The last step is ${\bf w \langle m \rangle  = w \odot t}$, as described
in Section~\ref{accummask}, except that all the
terms are column vectors instead of matrices.

\paragraph{\bf Performance considerations:} % u'=u'*A
If the \verb'GrB_STORAGE_ORIENTATION_HINT' of \verb'A' is \verb'GrB_ROWMAJOR', and the default
descriptor is used (\verb'A' is not transposed), then \verb'GrB_vxm' is faster
than than \verb'GrB_mxv' with its default descriptor, when the vector \verb'u'
is very sparse.
However, if the \verb'GrB_STORAGE_ORIENTATION_HINT' of \verb'A' is \verb'GrB_COLMAJOR', then
\verb'GrB_mxv' with its default descriptor is faster than \verb'GrB_vxm' with
its default descriptor, when the vector \verb'u' is very sparse.

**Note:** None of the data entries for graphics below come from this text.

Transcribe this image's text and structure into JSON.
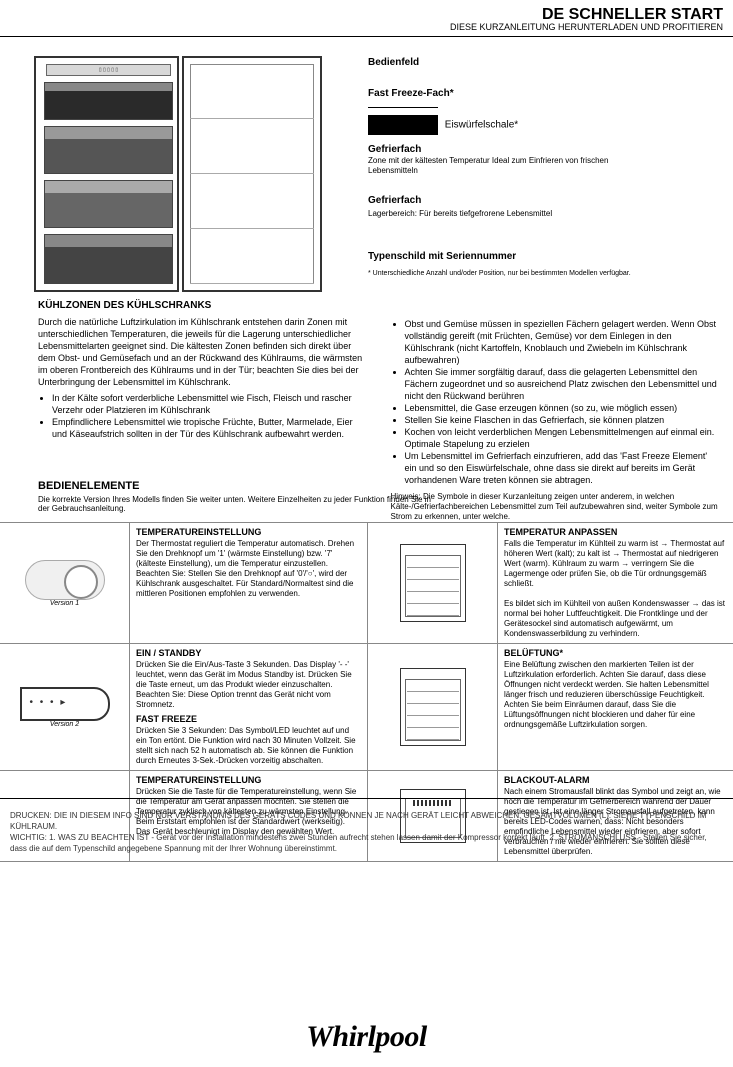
{
  "header": {
    "title": "DE SCHNELLER START",
    "subtitle": "DIESE KURZANLEITUNG HERUNTERLADEN UND PROFITIEREN"
  },
  "labels": {
    "l1": "Bedienfeld",
    "l2": "Fast Freeze-Fach*",
    "ff_box": "FAST FREEZE",
    "l3": "Eiswürfelschale*",
    "l4": "Gefrierfach",
    "l5": "Zone mit der kältesten Temperatur Ideal zum Einfrieren von frischen Lebensmitteln",
    "l6": "Gefrierfach",
    "l7": "Lagerbereich: Für bereits tiefgefrorene Lebensmittel",
    "l8": "Typenschild mit Seriennummer",
    "note": "* Unterschiedliche Anzahl und/oder Position, nur bei bestimmten Modellen verfügbar."
  },
  "desc": {
    "title": "KÜHLZONEN DES KÜHLSCHRANKS",
    "left_intro": "Durch die natürliche Luftzirkulation im Kühlschrank entstehen darin Zonen mit unterschiedlichen Temperaturen, die jeweils für die Lagerung unterschiedlicher Lebensmittelarten geeignet sind. Die kältesten Zonen befinden sich direkt über dem Obst- und Gemüsefach und an der Rückwand des Kühlraums, die wärmsten im oberen Frontbereich des Kühlraums und in der Tür; beachten Sie dies bei der Unterbringung der Lebensmittel im Kühlschrank.",
    "left_bullets": [
      "In der Kälte sofort verderbliche Lebensmittel wie Fisch, Fleisch und rascher Verzehr oder Platzieren im Kühlschrank",
      "Empfindlichere Lebensmittel wie tropische Früchte, Butter, Marmelade, Eier und Käseaufstrich sollten in der Tür des Kühlschrank aufbewahrt werden."
    ],
    "right_bullets": [
      "Obst und Gemüse müssen in speziellen Fächern gelagert werden. Wenn Obst vollständig gereift (mit Früchten, Gemüse) vor dem Einlegen in den Kühlschrank (nicht Kartoffeln, Knoblauch und Zwiebeln im Kühlschrank aufbewahren)",
      "Achten Sie immer sorgfältig darauf, dass die gelagerten Lebensmittel den Fächern zugeordnet und so ausreichend Platz zwischen den Lebensmittel und nicht den Rückwand berühren",
      "Lebensmittel, die Gase erzeugen können (so zu, wie möglich essen)",
      "Stellen Sie keine Flaschen in das Gefrierfach, sie können platzen",
      "Kochen von leicht verderblichen Mengen Lebensmittelmengen auf einmal ein. Optimale Stapelung zu erzielen",
      "Um Lebensmittel im Gefrierfach einzufrieren, add das 'Fast Freeze Element' ein und so den Eiswürfelschale, ohne dass sie direkt auf bereits im Gerät vorhandenen Ware treten können sie abtragen."
    ],
    "right_note": "Hinweis: Die Symbole in dieser Kurzanleitung zeigen unter anderem, in welchen Kälte-/Gefrierfachbereichen Lebensmittel zum Teil aufzubewahren sind, weiter Symbole zum Strom zu erkennen, unter welche."
  },
  "controls": {
    "head": "BEDIENELEMENTE",
    "note": "Die korrekte Version Ihres Modells finden Sie weiter unten. Weitere Einzelheiten zu jeder Funktion finden Sie in der Gebrauchsanleitung.",
    "rows": [
      {
        "left_img": "dial",
        "left_ver": "Version 1",
        "left_title": "TEMPERATUREINSTELLUNG",
        "left_text": "Der Thermostat reguliert die Temperatur automatisch. Drehen Sie den Drehknopf um '1' (wärmste Einstellung) bzw. '7' (kälteste Einstellung), um die Temperatur einzustellen. Beachten Sie: Stellen Sie den Drehknopf auf '0'/'○', wird der Kühlschrank ausgeschaltet. Für Standard/Normaltest sind die mittleren Positionen empfohlen zu verwenden.",
        "right_title": "TEMPERATUR ANPASSEN",
        "right_text": "Falls die Temperatur im Kühlteil zu warm ist → Thermostat auf höheren Wert (kalt); zu kalt ist → Thermostat auf niedrigeren Wert (warm). Kühlraum zu warm → verringern Sie die Lagermenge oder prüfen Sie, ob die Tür ordnungsgemäß schließt.",
        "right_text2": "Es bildet sich im Kühlteil von außen Kondenswasser → das ist normal bei hoher Luftfeuchtigkeit. Die Frontklinge und der Gerätesockel sind automatisch aufgewärmt, um Kondenswasserbildung zu verhindern."
      },
      {
        "left_img": "elec",
        "left_ver": "Version 2",
        "left_title": "EIN / STANDBY",
        "left_text": "Drücken Sie die Ein/Aus-Taste 3 Sekunden. Das Display '- -' leuchtet, wenn das Gerät im Modus Standby ist. Drücken Sie die Taste erneut, um das Produkt wieder einzuschalten. Beachten Sie: Diese Option trennt das Gerät nicht vom Stromnetz.",
        "left_title2": "FAST FREEZE",
        "left_text2": "Drücken Sie 3 Sekunden: Das Symbol/LED leuchtet auf und ein Ton ertönt. Die Funktion wird nach 30 Minuten Vollzeit. Sie stellt sich nach 52 h automatisch ab. Sie können die Funktion durch Erneutes 3-Sek.-Drücken vorzeitig abschalten.",
        "right_title": "BELÜFTUNG*",
        "right_text": "Eine Belüftung zwischen den markierten Teilen ist der Luftzirkulation erforderlich. Achten Sie darauf, dass diese Öffnungen nicht verdeckt werden. Sie halten Lebensmittel länger frisch und reduzieren überschüssige Feuchtigkeit. Achten Sie beim Einräumen darauf, dass Sie die Lüftungsöffnungen nicht blockieren und daher für eine ordnungsgemäße Luftzirkulation sorgen."
      },
      {
        "left_img": "none",
        "left_title": "TEMPERATUREINSTELLUNG",
        "left_text": "Drücken Sie die Taste für die Temperatureinstellung, wenn Sie die Temperatur am Gerät anpassen möchten. Sie stellen die Temperatur zyklisch von kältesten zu wärmsten Einstellung. Beim Erststart empfohlen ist der Standardwert (werkseitig). Das Gerät beschleunigt im Display den gewählten Wert.",
        "right_title": "BLACKOUT-ALARM",
        "right_text": "Nach einem Stromausfall blinkt das Symbol und zeigt an, wie hoch die Temperatur im Gefrierbereich während der Dauer gestiegen ist. Ist eine länger Stromausfall aufgetreten, kann bereits LED-Codes warnen, dass: Nicht besonders empfindliche Lebensmittel wieder einfrieren, aber sofort verbrauchen / nie wieder einfrieren. Sie sollten diese Lebensmittel überprüfen."
      }
    ]
  },
  "footer": {
    "text": "DRUCKEN: DIE IN DIESEM INFO SIND NUR VERSTÄNDNIS DES GERÄTS CODES UND KÖNNEN JE NACH GERÄT LEICHT ABWEICHEN. GESAMTVOLUMEN (L): SIEHE TYPENSCHILD IM KÜHLRAUM. <br> WICHTIG: 1. WAS ZU BEACHTEN IST - Gerät vor der Installation mindestens zwei Stunden aufrecht stehen lassen damit der Kompressor korrekt läuft. 2. STROMANSCHLUSS - Stellen Sie sicher, dass die auf dem Typenschild angegebene Spannung mit der Ihrer Wohnung übereinstimmt.",
    "logo": "Whirlpool"
  }
}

Using the non-default \verb'GrB_TRAN' descriptor for \verb'A' makes the
\verb'GrB_vxm' operation equivalent to \verb'GrB_mxv' with its default
descriptor (with the operands reversed in the multiplier, as well).  The
reverse is true as well; \verb'GrB_mxv' with \verb'GrB_TRAN' is the same as
\verb'GrB_vxm' with a default descriptor.